2012年7月5日星期四

Some lessons have already being learned. Costa is introducing new rules about safety briefings


As they closed in, the giant scale of the cruise ship became clear. It was like taking a look at an apartment block lying in the sea: a ship, yes, but everything about its orientation was wrong. They lay on her side, the hull obscenely exposed to our widening eyes. The ferry passed within a couple hundred feet as they entered the main port of Giglio Island and the sizable chunk of rock, the size of a automobile, could clearly be seen embedded in her hull.
Over the next weeks, I spent a giant part of every day staring at the wreck -- and yet still it surprised me. Each morning my crew and I would descend the vertiginous road from our hotel, round a sharp bend and there was this colossal ship on her side. From the top of the island, the Costa Concordia looked exactly like a bath-time toy, carelessly capsized by a kid's hand. But this surreal tableau was etched in epic proportions.
Now that the frantic first reports of what happened are behind us, CNN has built up a way more comprehensive view of what went wrong, thanks to documents, congressional testimony and interviews with dozens of specialists, crew members, witnesses and passengers.

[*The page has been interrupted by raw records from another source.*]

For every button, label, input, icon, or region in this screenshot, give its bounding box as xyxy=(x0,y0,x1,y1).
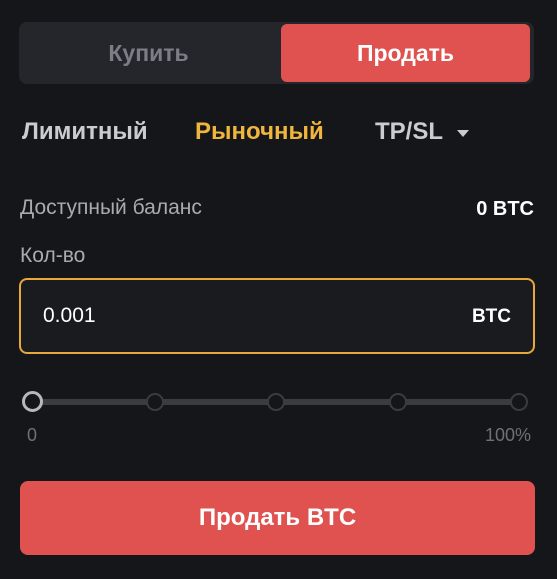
slider-handle[interactable] xyxy=(22,391,43,412)
buy-sell-toggle: Купить Продать xyxy=(19,22,534,84)
amount-slider[interactable] xyxy=(22,391,528,412)
tab-limit[interactable]: Лимитный xyxy=(22,118,148,146)
caret-down-icon xyxy=(457,129,470,137)
slider-step-50[interactable] xyxy=(267,393,285,411)
slider-min-label: 0 xyxy=(27,425,38,445)
tab-tpsl-label: TP/SL xyxy=(375,118,444,145)
slider-max-label: 100% xyxy=(484,425,531,445)
slider-step-100[interactable] xyxy=(510,393,528,411)
trade-panel: Купить Продать Лимитный Рыночный TP/SL Д… xyxy=(0,0,557,579)
tab-market[interactable]: Рыночный xyxy=(195,118,324,146)
sell-tab-button[interactable]: Продать xyxy=(281,24,530,82)
tab-tpsl-dropdown[interactable]: TP/SL xyxy=(375,118,470,146)
buy-tab-button[interactable]: Купить xyxy=(19,24,278,82)
slider-step-25[interactable] xyxy=(145,393,164,411)
quantity-label: Кол-во xyxy=(20,244,86,267)
sell-submit-button[interactable]: Продать BTC xyxy=(20,481,535,555)
available-balance-value: 0 BTC xyxy=(476,198,534,220)
available-balance-label: Доступный баланс xyxy=(20,196,202,219)
slider-step-75[interactable] xyxy=(388,393,407,411)
quantity-field: BTC xyxy=(19,278,535,354)
quantity-unit: BTC xyxy=(471,306,511,327)
order-type-tabs: Лимитный Рыночный TP/SL xyxy=(22,114,542,154)
quantity-input[interactable] xyxy=(43,280,423,352)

What they found will be unsettling for somebody who has taken or is thinking of taking a cruise: allegations of inadequate safety briefings & chaos in the minutes after the collision; a captain who failed to sound a general alarm for  an hour, meaning vital, lifesaving assemblies at lifeboat stations did not take place; & a crew that felt unable to act without clear orders from their captain.
In some cases, lifeboats were unable to be launched because by the time the general alarm finally sounded at ten:48 p.m., the ship was leaning over far to permit the lifeboats to launch.


Computers that monitor the ship's stability were also compromised. CNN's documentary team obtained outstanding footage from the ship's bridge that exposed Captain Francesco Schettino grappling with a situation that was already out of control. His ship had a hole below the waterline the width of a footy field.
They also found compelling facts that Schettino's decision to "salute" the island of Giglio by sailing riskily close caused the accident, but also that this wasn't the first time the Costa Concordia had sailed within a few hundred yards of the rocks.
Schettino is still awaiting trial on multiple charges of manslaughter, causing a shipwreck and abandoning ship. Schettino escaped the ship on a lifeboat while the ship was capsizing. A transcript of his tense exchange with Port Authority officials can be read here, including their order to him to "Get on board, damn it!"
Perhaps the most chilling account of the night in CNN's documentary comes from a relatives on board - Californians Dean and Georgia Ananias and their daughters Valerie and Cindy.